Brookfield GRS, a leading provider of global mobility services, surveyed Global Mobility and Human Resources leaders from 163 multinational companies and found that for 90 percent, the journey to fully align the global mobility function with their talent management objectives – and thereby maximize their investments – is still ongoing. “We found that 10 percent of responding companies are further ahead in realizing the benefit of closer alignment with wider workforce planning goals,” said Diane Douiyssi, Director, Brookfield GRS’ Global Consulting Services practice and co-author of the survey report. “Cross-border employee mobility can be a key contributor to the larger human capital plan and enable efforts to attract, develop and retain talent to help organizations navigate the increasingly complex global business landscape – simultaneously achieving other vital business objectives.”
Attributes of the 10 Percent Achieving Valuable Outcomes
The survey results and Brookfield GRS experts point to six key commonalities among those companies who have gained the greatest results aligning mobility with advancing their talent management strategies. Accordingly Brookfield GRS recommends the following for companies looking to leverage their investment in international assignments for maximum impact:
- Integrate global mobility into employees’ overall career planning thereby improving engagement and retention
- Track and measure mobility program performance and leverage the data for more insightful conversation with internal business leaders
- Focus on candidates with necessary leadership attributes
- Maintain a candidate pool for future international assignments
- Provide support for employee acclimation – both on assignment and during repatriation
- Build the pipeline of future leaders: engage millennials for international positions
The Key Findings report examines in detail how the leading companies derive better outcomes by improved structure of their employee mobility program and alignment to the talent agenda. Download the report: http://globalmobilitytrends.brookfieldgrs.com
The survey findings address many important areas of consideration for employee mobility teams and talent management, notably the critical contributions the global mobility team and program can make when it’s in proper alignment with the overall talent objectives of the organization,” said Gill Aldred, Director of Brookfield GRS’ Global Consulting Services and co-author of the survey report. “Evolution like this naturally takes time, and today’s economic backdrop creates significant challenges for companies focused on delivering more with less. Yet opportunities to align strategically and achieve greater ROI abound.”
Additional Survey Key Findings
Other key findings from the 2016 survey demonstrate the varied stages companies are in while evolving to achieve more through their mobility programs. Among the results: Only 51 percent of companies track actual total costs of international assignments, yet 69 percent say there is an effort to reduce mobility program costs. The survey authors question the success rate of cost cutting efforts while deeper understanding of costs overall seems elusive. Respondents estimate that 26 percent of candidates sent abroad for a leadership position do not possess the necessary skills to be successful in the host location.
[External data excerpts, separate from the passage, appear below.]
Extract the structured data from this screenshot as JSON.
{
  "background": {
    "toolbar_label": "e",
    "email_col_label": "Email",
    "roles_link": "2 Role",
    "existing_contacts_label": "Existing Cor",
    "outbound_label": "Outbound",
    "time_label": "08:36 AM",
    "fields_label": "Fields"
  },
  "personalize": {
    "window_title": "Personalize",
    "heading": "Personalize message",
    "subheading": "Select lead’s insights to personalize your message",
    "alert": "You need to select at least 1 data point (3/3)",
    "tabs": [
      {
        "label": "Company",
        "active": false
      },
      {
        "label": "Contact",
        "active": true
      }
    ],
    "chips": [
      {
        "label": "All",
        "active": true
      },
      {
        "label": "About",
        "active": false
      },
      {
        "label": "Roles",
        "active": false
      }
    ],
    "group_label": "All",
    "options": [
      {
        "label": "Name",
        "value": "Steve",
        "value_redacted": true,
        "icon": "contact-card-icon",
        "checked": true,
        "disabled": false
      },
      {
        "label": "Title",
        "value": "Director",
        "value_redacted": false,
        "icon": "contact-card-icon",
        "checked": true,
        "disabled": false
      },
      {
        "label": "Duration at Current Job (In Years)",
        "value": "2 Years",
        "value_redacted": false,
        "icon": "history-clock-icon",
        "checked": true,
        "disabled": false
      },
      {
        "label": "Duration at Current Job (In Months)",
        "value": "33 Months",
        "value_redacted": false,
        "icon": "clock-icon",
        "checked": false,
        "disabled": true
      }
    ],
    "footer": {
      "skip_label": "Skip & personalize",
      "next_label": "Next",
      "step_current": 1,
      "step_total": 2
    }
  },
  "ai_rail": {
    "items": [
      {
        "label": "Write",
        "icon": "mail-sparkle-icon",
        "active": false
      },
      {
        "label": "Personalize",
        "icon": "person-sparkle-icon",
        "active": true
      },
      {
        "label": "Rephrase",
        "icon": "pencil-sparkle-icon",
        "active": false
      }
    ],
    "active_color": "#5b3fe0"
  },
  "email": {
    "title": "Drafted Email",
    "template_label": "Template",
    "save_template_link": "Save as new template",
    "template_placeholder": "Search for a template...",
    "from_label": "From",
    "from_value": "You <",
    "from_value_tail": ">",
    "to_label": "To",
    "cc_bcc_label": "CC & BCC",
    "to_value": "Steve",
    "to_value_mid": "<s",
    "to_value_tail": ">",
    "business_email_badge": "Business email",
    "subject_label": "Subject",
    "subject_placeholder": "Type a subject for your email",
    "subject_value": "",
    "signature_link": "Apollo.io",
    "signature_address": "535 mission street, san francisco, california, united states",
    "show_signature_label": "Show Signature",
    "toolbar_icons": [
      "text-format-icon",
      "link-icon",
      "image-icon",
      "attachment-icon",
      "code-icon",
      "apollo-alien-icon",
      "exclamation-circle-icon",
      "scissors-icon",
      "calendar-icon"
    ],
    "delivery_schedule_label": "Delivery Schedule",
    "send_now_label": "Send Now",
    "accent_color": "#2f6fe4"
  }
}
Just 23 percent of all respondents have a specific process for career planning from the time an international assignment is accepted. Just over a quarter (33 percent) of companies do not have a formal means for individuals to designate themselves as a potential candidate for international assignments. This year’s respondents reported that 25 percent of international assignees are female, the highest ever reported in 21 years of this study. Nearly one-third (32 percent) state that spouse / partner concerns related to moving internationally have significant impact on their ability to attract first-choice candidates for international roles. Despite research that shows a true appetite among millennials for international opportunities, Millennials are not strongly represented in international assignments, hovering at 11 percent of assignees from respondents’ companies.